Athena (Trino SQL) parsing JSON document using fields (dot notation)


Athena (Trino SQL) parsing JSON document (table column called document 1 in Athena) using fields (dot notation)

If the underlying json (table column called document 1 in Athena) is in the form of {a={b ... I can parse it in Athena (Trino SQL) using

document1.a.b

However, if the JSON contains {a={"text": value1 ...

the quote marks will not parse correctly.

Is there a way to do JSON parsing of a 'field' with quotes?

If not, is there an elegant way of parsing the "text" and obtain the string in value 1? [Please see my comment below].

I cannot change the quotes in the json and its Athena "table" so I would need something that works in Trino SQL syntax.

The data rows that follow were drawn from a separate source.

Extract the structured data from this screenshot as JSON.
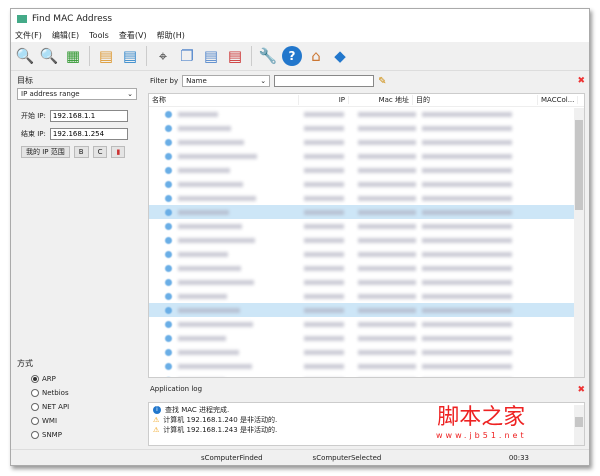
{
  "window": {
    "title": "Find MAC Address"
  },
  "menu": [
    "文件(F)",
    "编辑(E)",
    "Tools",
    "查看(V)",
    "帮助(H)"
  ],
  "toolbar": [
    "search-icon",
    "search-disabled-icon",
    "network-card-icon",
    "open-list-icon",
    "save-list-icon",
    "binoculars-icon",
    "copy-icon",
    "export-icon",
    "delete-list-icon",
    "wrench-icon",
    "help-icon",
    "home-icon",
    "info-icon"
  ],
  "target": {
    "label": "目标",
    "mode": "IP address range",
    "start_label": "开始 IP:",
    "start_value": "192.168.1.1",
    "end_label": "结束 IP:",
    "end_value": "192.168.1.254",
    "my_range": "我的 IP 范围",
    "b": "B",
    "c": "C"
  },
  "method": {
    "label": "方式",
    "options": [
      "ARP",
      "Netbios",
      "NET API",
      "WMI",
      "SNMP"
    ],
    "selected": "ARP"
  },
  "filter": {
    "label": "Filter by",
    "field": "Name",
    "value": ""
  },
  "table": {
    "columns": [
      "名称",
      "IP",
      "Mac 地址",
      "目的",
      "MACCol..."
    ]
  },
  "log": {
    "title": "Application log",
    "entries": [
      {
        "icon": "info-icon",
        "text": "查找 MAC 进程完成."
      },
      {
        "icon": "warning-icon",
        "text": "计算机 192.168.1.240 是非活动的."
      },
      {
        "icon": "warning-icon",
        "text": "计算机 192.168.1.243 是非活动的."
      }
    ]
  },
  "status": {
    "found": "sComputerFinded",
    "selected": "sComputerSelected",
    "time": "00:33"
  },
  "watermark": {
    "text": "脚本之家",
    "url": "www.jb51.net"
  }
}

The error message is in the form of: SQL Error [100071] [HY000]: [Simba][AthenaJDBC](100071) An error has been thrown from the AWS Athena client. SYNTAX_ERROR: Expression [redacted] is not of type ROW

NOTE: This is not a duplicate of Oracle Dot Notation Question


Solution

  • Dot notation works only for columns types as struct<…>. You can do that for JSON data, but judging from the error and your description this seems not to be the case. I assume your column is of type string.

    If you have JSON data in a string column you can use JSON functions to parse and extract parts of them with JSONPath.